The Nagas

Hill Peoples of Northeast India

Project Introduction The Naga Database

published - extracts from 'Account of the valley of Munnipore and of the Hill Tribes' by Major W. McCulloch

caption: British desire to bring peace to feuding tribes
medium: articles
person: Pemberton/ Capt.
person: McCulloch/ Major W.
date: 1858
refnum: from: Selections from the Records of the Government of India, No. 27 (Calcutta) 1859
text: Such are the tribes around Munnipore, and such the country inhabited by them. The latter is very fruitful and capable of improvement, but in the words of Captain Pemberton, " the state of society of the former is wholly incompatible with any mental improvement, or any advance in the arts.

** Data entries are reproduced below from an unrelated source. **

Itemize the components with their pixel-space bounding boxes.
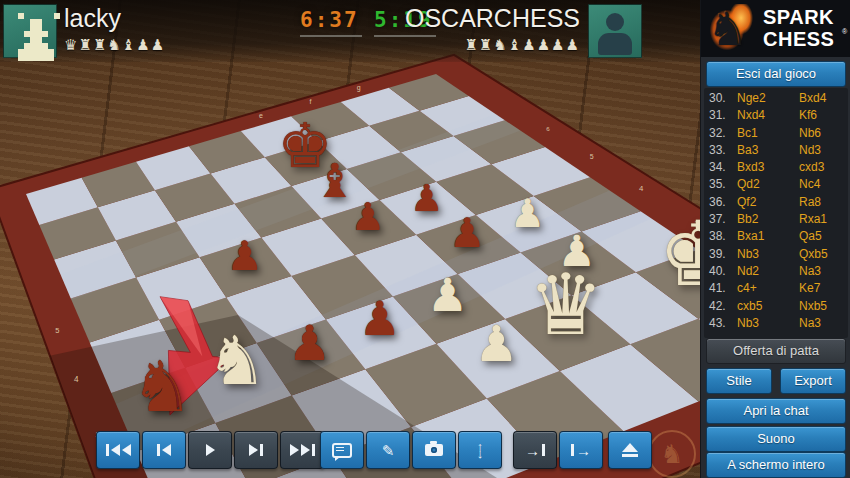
player-right-captured-tray: ♜♜♞♝♟♟♟♟ — [464, 36, 580, 54]
move-number: 41. — [709, 280, 726, 297]
move-white[interactable]: Nb3 — [737, 315, 759, 332]
sign-in-icon: → — [525, 443, 545, 458]
move-white[interactable]: Qd2 — [737, 176, 760, 193]
player-left-avatar[interactable] — [3, 4, 57, 58]
move-row-40: 40.Nd2Na3 — [704, 263, 848, 280]
piece-e3-white-p[interactable]: ♟ — [427, 273, 468, 319]
move-number: 32. — [709, 125, 726, 142]
move-white[interactable]: Nb3 — [737, 246, 759, 263]
logo-text-spark: SPARK — [763, 6, 834, 29]
move-black[interactable]: Ra8 — [799, 194, 821, 211]
move-black[interactable]: Nd3 — [799, 142, 821, 159]
move-row-41: 41.c4+Ke7 — [704, 280, 848, 297]
move-black[interactable]: Rxa1 — [799, 211, 827, 228]
move-number: 39. — [709, 246, 726, 263]
go-start-icon — [106, 444, 131, 456]
move-row-39: 39.Nb3Qxb5 — [704, 246, 848, 263]
playback-toolbar: ✎↑↓→→ — [0, 431, 700, 469]
rank-label-left-4: 4 — [74, 375, 79, 384]
chat-button[interactable] — [320, 431, 364, 469]
clock-left-underline — [300, 35, 362, 37]
player-left-captured-tray: ♛♜♜♞♝♟♟ — [64, 36, 165, 54]
flip-board-icon: ↑↓ — [477, 443, 484, 457]
clock-right-underline — [374, 35, 436, 37]
player-right-avatar[interactable] — [588, 4, 642, 58]
go-start-button[interactable] — [96, 431, 140, 469]
piece-d3-black-p[interactable]: ♟ — [359, 296, 401, 343]
toolbar-group-1: ✎↑↓ — [320, 431, 502, 469]
move-white[interactable]: Nxd4 — [737, 107, 765, 124]
eject-button[interactable] — [608, 431, 652, 469]
go-end-button[interactable] — [280, 431, 324, 469]
piece-f4-black-p[interactable]: ♟ — [449, 214, 486, 255]
move-number: 42. — [709, 298, 726, 315]
sign-in-button[interactable]: → — [513, 431, 557, 469]
fullscreen-button[interactable]: A schermo intero — [706, 452, 846, 478]
piece-f2-white-q[interactable]: ♛ — [528, 263, 604, 348]
move-number: 36. — [709, 194, 726, 211]
chat-icon — [332, 443, 352, 458]
eject-icon — [622, 443, 638, 457]
game-stage: 23456345efg ♚♝♟♟♟♟♟♟♞♞♟♟♟♟♛♚ lacky ♛♜♜♞♝… — [0, 0, 850, 478]
move-white[interactable]: Ba3 — [737, 142, 758, 159]
move-number: 37. — [709, 211, 726, 228]
logo-text-chess: CHESS — [763, 28, 834, 51]
sign-out-icon: → — [571, 443, 591, 458]
top-bar: lacky ♛♜♜♞♝♟♟ 6:37 5:19 OSCARCHESS ♜♜♞♝♟… — [0, 0, 700, 62]
move-white[interactable]: Bxa1 — [737, 228, 764, 245]
move-black[interactable]: Nxb5 — [799, 298, 827, 315]
rank-label-right-4: 4 — [639, 184, 644, 193]
go-back-icon — [157, 444, 171, 456]
move-number: 33. — [709, 142, 726, 159]
registered-mark: ® — [842, 28, 847, 35]
piece-e6-black-b[interactable]: ♝ — [313, 158, 355, 205]
file-label-top-g: g — [357, 84, 361, 92]
go-back-button[interactable] — [142, 431, 186, 469]
move-white[interactable]: c4+ — [737, 280, 757, 297]
move-number: 34. — [709, 159, 726, 176]
toolbar-group-0 — [96, 431, 324, 469]
move-number: 43. — [709, 315, 726, 332]
file-label-top-e: e — [259, 112, 263, 119]
move-white[interactable]: Bxd3 — [737, 159, 764, 176]
move-number: 40. — [709, 263, 726, 280]
move-row-34: 34.Bxd3cxd3 — [704, 159, 848, 176]
rank-label-right-6: 6 — [546, 125, 550, 132]
move-row-31: 31.Nxd4Kf6 — [704, 107, 848, 124]
rank-label-right-5: 5 — [590, 153, 594, 160]
move-black[interactable]: cxd3 — [799, 159, 824, 176]
move-white[interactable]: Bc1 — [737, 125, 758, 142]
piece-c3-black-p[interactable]: ♟ — [288, 319, 332, 368]
move-black[interactable]: Qxb5 — [799, 246, 828, 263]
go-end-icon — [290, 444, 315, 456]
sparkchess-logo: ♞ SPARK CHESS ® — [701, 0, 850, 57]
sign-out-button[interactable]: → — [559, 431, 603, 469]
screenshot-button[interactable] — [412, 431, 456, 469]
screenshot-icon — [425, 444, 443, 456]
player-left-name: lacky — [64, 4, 121, 33]
move-white[interactable]: Bb2 — [737, 211, 758, 228]
piece-e2-white-p[interactable]: ♟ — [474, 319, 518, 369]
flip-board-button[interactable]: ↑↓ — [458, 431, 502, 469]
move-white[interactable]: Nd2 — [737, 263, 759, 280]
open-chat-button[interactable]: Apri la chat — [706, 398, 846, 424]
piece-e5-black-p[interactable]: ♟ — [350, 199, 384, 237]
move-white[interactable]: cxb5 — [737, 298, 762, 315]
move-row-42: 42.cxb5Nxb5 — [704, 298, 848, 315]
move-black[interactable]: Na3 — [799, 263, 821, 280]
toolbar-group-2: →→ — [513, 431, 603, 469]
sound-button[interactable]: Suono — [706, 426, 846, 452]
move-row-30: 30.Nge2Bxd4 — [704, 90, 848, 107]
move-row-36: 36.Qf2Ra8 — [704, 194, 848, 211]
piece-b3-white-n[interactable]: ♞ — [207, 328, 268, 396]
move-black[interactable]: Na3 — [799, 315, 821, 332]
move-number: 35. — [709, 176, 726, 193]
move-number: 38. — [709, 228, 726, 245]
knight-logo-icon: ♞ — [707, 2, 748, 56]
move-number: 30. — [709, 90, 726, 107]
move-black[interactable]: Ke7 — [799, 280, 820, 297]
move-number: 31. — [709, 107, 726, 124]
move-list: 30.Nge2Bxd431.Nxd4Kf632.Bc1Nb633.Ba3Nd33… — [704, 88, 848, 338]
move-black[interactable]: Kf6 — [799, 107, 817, 124]
move-row-33: 33.Ba3Nd3 — [704, 142, 848, 159]
pixel-knight-icon — [12, 11, 18, 17]
move-row-32: 32.Bc1Nb6 — [704, 125, 848, 142]
move-row-43: 43.Nb3Na3 — [704, 315, 848, 332]
file-label-top-f: f — [309, 98, 311, 105]
piece-a3-black-n[interactable]: ♞ — [131, 352, 194, 422]
play-button[interactable] — [188, 431, 232, 469]
offer-draw-button[interactable]: Offerta di patta — [706, 338, 846, 364]
piece-c5-black-p[interactable]: ♟ — [226, 237, 263, 278]
go-forward-icon — [249, 444, 263, 456]
move-row-35: 35.Qd2Nc4 — [704, 176, 848, 193]
rank-label-left-5: 5 — [55, 326, 59, 335]
piece-f5-black-p[interactable]: ♟ — [410, 181, 443, 218]
export-button[interactable]: Export — [780, 368, 846, 394]
player-right-name: OSCARCHESS — [405, 4, 580, 33]
annotate-icon: ✎ — [382, 443, 395, 458]
move-row-37: 37.Bb2Rxa1 — [704, 211, 848, 228]
move-white[interactable]: Qf2 — [737, 194, 756, 211]
annotate-button[interactable]: ✎ — [366, 431, 410, 469]
style-button[interactable]: Stile — [706, 368, 772, 394]
toolbar-group-3 — [608, 431, 652, 469]
exit-game-button[interactable]: Esci dal gioco — [706, 61, 846, 87]
player-left-clock: 6:37 — [300, 8, 359, 32]
sidebar: ♞ SPARK CHESS ® Esci dal gioco 30.Nge2Bx… — [700, 0, 850, 478]
move-white[interactable]: Nge2 — [737, 90, 766, 107]
piece-g4-white-p[interactable]: ♟ — [510, 194, 545, 233]
move-black[interactable]: Bxd4 — [799, 90, 826, 107]
person-silhouette-icon — [606, 13, 624, 31]
play-icon — [206, 444, 215, 456]
move-black[interactable]: Qa5 — [799, 228, 822, 245]
go-forward-button[interactable] — [234, 431, 278, 469]
move-black[interactable]: Nb6 — [799, 125, 821, 142]
move-row-38: 38.Bxa1Qa5 — [704, 228, 848, 245]
move-black[interactable]: Nc4 — [799, 176, 820, 193]
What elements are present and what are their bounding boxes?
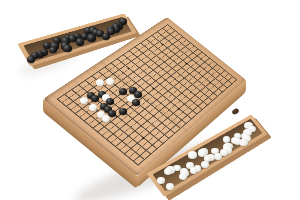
drawer-finger-hole — [231, 108, 240, 116]
go-board-product-photo — [0, 0, 300, 200]
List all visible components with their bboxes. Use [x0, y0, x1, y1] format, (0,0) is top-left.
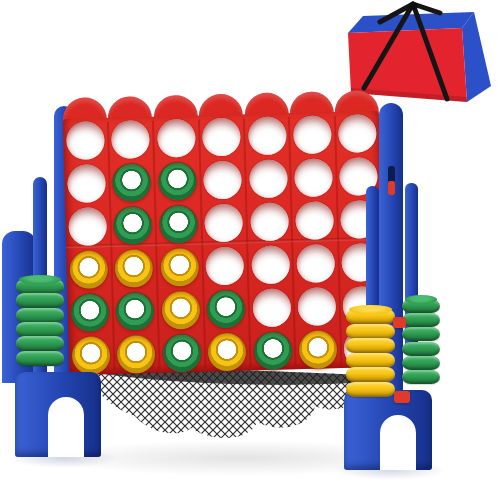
disc-stack-right-yellow-disc-5 [346, 367, 395, 382]
disc-stack-right-green-disc-6 [402, 370, 440, 384]
game-board [60, 89, 387, 383]
disc-stack-right-green-disc-4 [402, 342, 440, 356]
disc-stack-right-yellow-disc-6 [346, 382, 395, 397]
disc-stack-left-green-disc-4 [16, 322, 64, 337]
right-yellow-disc-stack[interactable] [346, 309, 395, 401]
board-cell-r6c5-green-ring [253, 331, 292, 370]
disc-stack-left-green-disc-2 [16, 293, 64, 308]
disc-stack-right-green-disc-2 [402, 313, 440, 327]
disc-stack-left-green-disc-3 [16, 308, 64, 323]
disc-stack-right-green-disc-5 [402, 356, 440, 370]
left-leg-arch-cutout [48, 397, 84, 457]
disc-stack-right-yellow-disc-1 [346, 309, 395, 324]
disc-stack-left-green-disc-6 [16, 351, 64, 366]
board-cell-r2c5-empty [249, 159, 288, 198]
disc-stack-right-green-disc-3 [402, 327, 440, 341]
left-green-disc-stack[interactable] [16, 279, 64, 369]
left-leg [15, 372, 101, 457]
disc-stack-left-green-top-cap [19, 275, 61, 284]
board-humps [60, 89, 380, 97]
red-latch-lower [394, 391, 410, 403]
disc-stack-left-green-disc-5 [16, 336, 64, 351]
board-cell-r5c5-empty [252, 288, 291, 327]
red-latch-upper [393, 317, 406, 328]
right-leg-arch-cutout [380, 415, 416, 470]
disc-stack-right-yellow-top-cap [349, 305, 392, 314]
disc-stack-right-yellow-disc-2 [346, 324, 395, 339]
disc-stack-right-green-disc-1 [402, 299, 440, 313]
release-slider[interactable] [388, 181, 395, 195]
disc-stack-right-green-top-cap [405, 295, 437, 304]
disc-stack-right-yellow-disc-3 [346, 338, 395, 353]
disc-stack-right-yellow-disc-4 [346, 353, 395, 368]
disc-stack-left-green-disc-1 [16, 279, 64, 294]
board-cell-r4c5-empty [251, 245, 290, 284]
board-cell-r3c5-empty [250, 202, 289, 241]
board-cell-r1c5-empty [247, 116, 286, 155]
right-leg [344, 390, 432, 470]
right-green-disc-stack[interactable] [402, 299, 440, 387]
product-photo-scene [0, 0, 500, 500]
bag-strap-knot [409, 2, 417, 10]
bag-side-panel [462, 12, 491, 102]
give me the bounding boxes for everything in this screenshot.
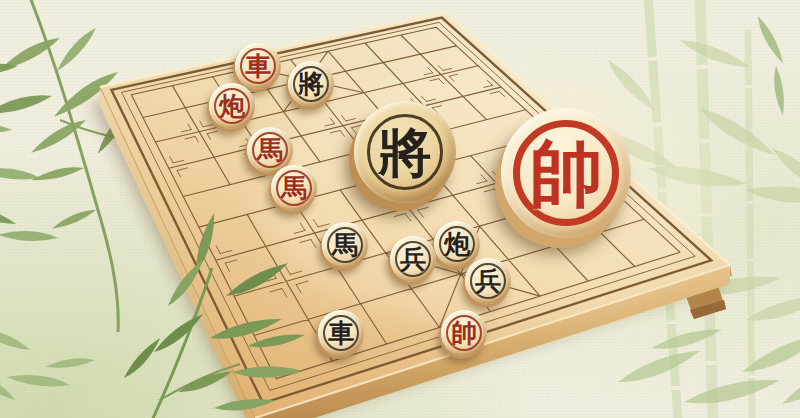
piece-black-soldier[interactable]: 兵 [465, 258, 511, 304]
piece-character: 將 [379, 126, 432, 179]
piece-character: 帥 [530, 137, 603, 210]
piece-red-horse[interactable]: 馬 [271, 165, 317, 211]
piece-character: 兵 [475, 268, 501, 294]
piece-black-horse[interactable]: 馬 [322, 222, 368, 268]
piece-character: 將 [298, 71, 324, 97]
piece-character: 馬 [257, 137, 283, 163]
piece-black-chariot[interactable]: 車 [318, 310, 364, 356]
piece-red-marshal[interactable]: 帥 [441, 310, 487, 356]
piece-character: 炮 [444, 231, 470, 257]
piece-character: 帥 [451, 320, 477, 346]
piece-character: 兵 [400, 246, 426, 272]
featured-red-marshal[interactable]: 帥 [501, 108, 631, 238]
piece-character: 車 [245, 53, 271, 79]
pieces-layer: 車將炮馬馬炮馬兵兵車帥將帥 [0, 0, 800, 418]
piece-black-general[interactable]: 將 [288, 61, 334, 107]
piece-black-cannon[interactable]: 炮 [434, 221, 480, 267]
featured-black-general[interactable]: 將 [354, 101, 456, 203]
piece-character: 馬 [281, 175, 307, 201]
piece-character: 炮 [219, 93, 245, 119]
piece-character: 車 [328, 320, 354, 346]
piece-character: 馬 [332, 232, 358, 258]
piece-red-chariot[interactable]: 車 [235, 43, 281, 89]
xiangqi-banner-scene: 車將炮馬馬炮馬兵兵車帥將帥 [0, 0, 800, 418]
piece-black-soldier[interactable]: 兵 [390, 236, 436, 282]
piece-red-cannon[interactable]: 炮 [209, 83, 255, 129]
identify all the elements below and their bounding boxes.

They pursue the same unvarying course of employment, felling timber, and tilling the ground assiduously during the season of cultivation, and after their crops are reaped, either resign themselves to the unrestrained indulgence of feasting and dancing, or to planning expeditions against the villages of some less powerful tribe." Amongst them all there is a more or less faint idea of a future life, and of rewards and punishments for virtue or misconduct, but the greatest misconduct is, the forgiveness of an injury, the first virtue, revenge, and the killing of a fellow creature is thought of with as little compunction as would be the killing of a fowl.
text: Before the connection of the British Government with that of Munnipore took place, the latter, not to speak of exerting influence over the tribes, was unable to protect the inhabitants of the valley from their aggressions, or to resist their exactions of black mail, and even after the conclusion of peace with Burma, and the fixation of a boundary for Munnipore, the majority of the tribes were independent, and known to us little more than by name. With the assistance of the arms and ammunition given to Munnipore by the British Government, some of the tribes have been thoroughly, the northern ones partially, reduced, and the attacks of the latter on the bordering Burmese have led to apprehensions of the interruption of the general peace of the Frontier. But the presence in Munnipore of a representative of the British Government, has preserved the peace, and by degrees, through his influence, the tribes have been brought to forego aggressions on Kubbo. The peace of the Frontier, the object of greatest political importance, has been gained, but the philanthropist would desire more, and a strong and honest Government would endeavour to repress the feuds and ameliorate the condition of the tribes. Their feuds, however, are, to the weak government of Munnipore, a source of strength, and afford a means of extortion which suits their dishonesty. Of their improvement, therefore, I see no prospect, unless by a moral regeneration, and that I fear is not to be effected.